A 0.5 per cent weight loss in these children, belonging to the poorest 20 per cent of households in Rajasthan will add about 20,849 and 144,460 cases of underweight and severely underweight children, respectively, to the country’s existing burden, said a recent study titled ‘Living on the Edge’.
The findings of the study, led by Dr Sunil Rajpal, Asst Professor, Health Economics, IIHMR University, was published, along with co-authors, in the Journal of Global Health Science.
“Precision targeting is one of the fundamental requirements of any development policy or programme. However, the success of such interventions depends on how precisely the policy can identify the target, i.e. at-risk population. States like Uttar Pradesh and Bihar are at risk of experiencing a relatively much larger increase due to a higher population base along with mass in-migration. Therefore, it is imperative to escalate the efforts for restoring the ground-level nutrition interventions,” said Dr Rajpal.
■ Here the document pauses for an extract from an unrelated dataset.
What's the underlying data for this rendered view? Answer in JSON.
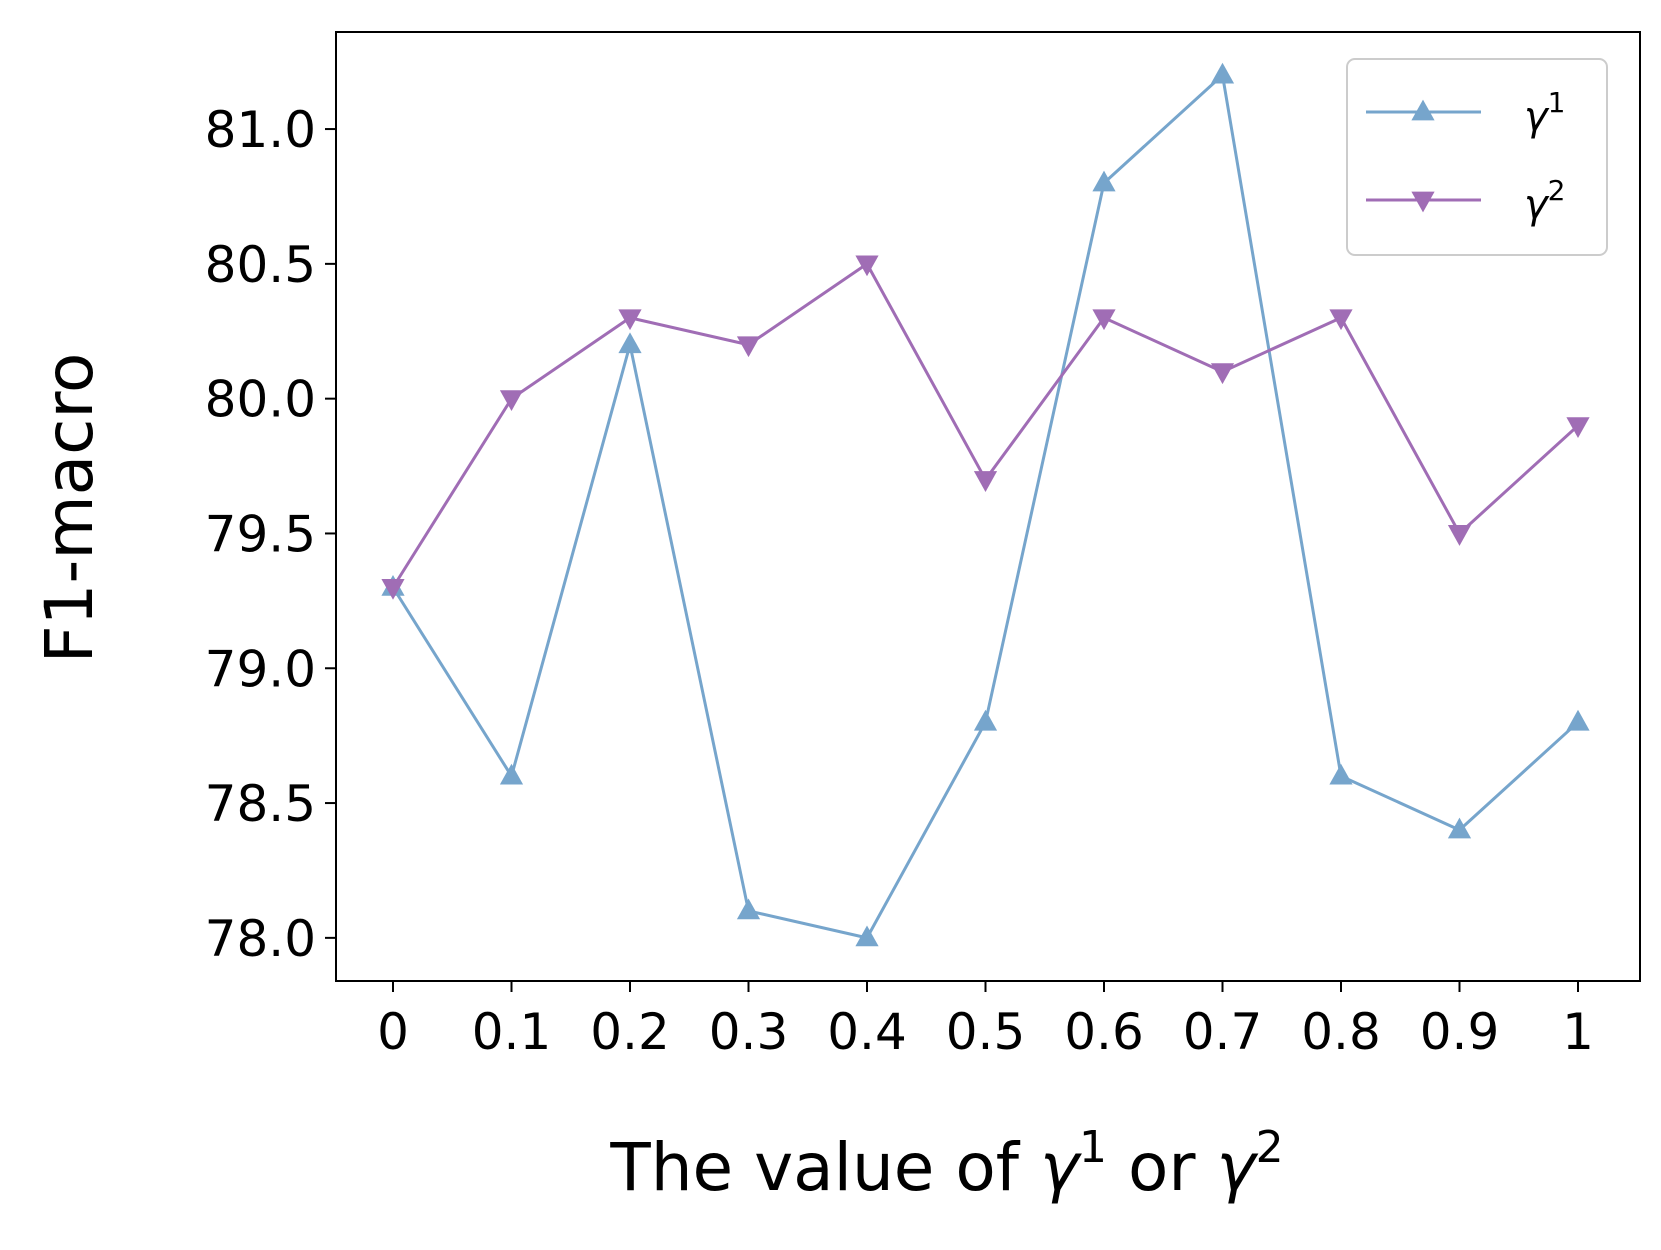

The vulnerability may be higher in rural and tribal areas of southern Rajasthan such as Udaipur, Bhilwara, Chittorgarh, Dungarpur and Banswara districts as more than half of the children from poor households rely on food supplementation from government schemes such as Integrated Child Development Services (ICDS), and mid-day meal programme.
The abrupt diversion of Aanganwadi Workers (AWWs) towards COVID-19-related tasks has disrupted their usual activities of providing food supplementation under ICDS and is likely to have an adverse impact on dietary intake of children.
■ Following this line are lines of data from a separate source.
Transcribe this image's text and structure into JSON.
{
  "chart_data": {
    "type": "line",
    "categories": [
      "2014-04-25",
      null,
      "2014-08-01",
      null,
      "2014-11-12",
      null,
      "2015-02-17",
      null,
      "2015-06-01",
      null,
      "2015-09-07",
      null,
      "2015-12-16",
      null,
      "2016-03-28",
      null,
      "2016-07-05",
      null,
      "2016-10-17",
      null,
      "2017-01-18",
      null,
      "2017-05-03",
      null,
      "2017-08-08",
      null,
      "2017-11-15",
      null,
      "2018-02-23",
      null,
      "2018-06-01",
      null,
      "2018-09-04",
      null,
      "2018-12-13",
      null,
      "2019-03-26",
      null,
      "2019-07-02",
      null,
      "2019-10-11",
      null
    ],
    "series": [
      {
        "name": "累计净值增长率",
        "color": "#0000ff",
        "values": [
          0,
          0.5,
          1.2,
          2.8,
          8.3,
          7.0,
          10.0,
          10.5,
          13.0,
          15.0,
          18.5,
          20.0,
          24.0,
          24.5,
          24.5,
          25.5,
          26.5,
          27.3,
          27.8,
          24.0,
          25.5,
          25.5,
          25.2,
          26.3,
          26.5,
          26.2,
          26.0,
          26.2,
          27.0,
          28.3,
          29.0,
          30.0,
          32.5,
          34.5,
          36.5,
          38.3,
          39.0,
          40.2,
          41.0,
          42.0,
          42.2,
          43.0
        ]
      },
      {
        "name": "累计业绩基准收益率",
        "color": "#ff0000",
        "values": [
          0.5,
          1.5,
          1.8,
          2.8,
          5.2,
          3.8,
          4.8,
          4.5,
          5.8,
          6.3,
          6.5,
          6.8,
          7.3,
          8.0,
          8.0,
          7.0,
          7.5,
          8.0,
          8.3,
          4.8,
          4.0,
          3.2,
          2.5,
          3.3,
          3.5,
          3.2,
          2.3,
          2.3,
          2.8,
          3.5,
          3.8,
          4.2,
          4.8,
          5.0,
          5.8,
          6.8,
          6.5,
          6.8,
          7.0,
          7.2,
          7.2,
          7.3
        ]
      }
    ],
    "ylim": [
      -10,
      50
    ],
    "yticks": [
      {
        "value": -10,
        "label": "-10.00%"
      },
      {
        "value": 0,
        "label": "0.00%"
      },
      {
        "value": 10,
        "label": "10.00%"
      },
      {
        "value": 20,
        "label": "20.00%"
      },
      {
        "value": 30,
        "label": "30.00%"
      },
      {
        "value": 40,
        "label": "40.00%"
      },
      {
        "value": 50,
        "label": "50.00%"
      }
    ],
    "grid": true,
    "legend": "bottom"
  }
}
“At this juncture, it is critical to navigate the interventions towards the poorest strata. Direct cash transfers in the hands of women in reproductive age, pregnant women, and lactating mothers from the poorest households could be effective to ensure dietary intake. This must include single women, such as widowed, divorced, abandoned, and unmarried women.
“Along with the quantity of food supplementation, it is also important to focus on diet quality, assessing the nutrition requirements of children – a judicious mix of providing additional items such as cooking oil, etc and transferring cooking cost may help more than a linear approach. Active participation of frontline health workers, such as ASHA and AWWs, and other ground-level functionaries is important to maintain uninterrupted supply,” said Dr Rajpal.
“People belonging to the poorest section of society are mostly employed in the unorganised sector. They have been pushed to the brink due to a lack of access to the right food and widespread job loss. This makes ensuring food supply to these people an imperative. Failing to provide them, especially children, the requisite nutrition will have long-term health and economic consequences for India,” said Dr P.R. Sodani, Pro President, IIHMR University.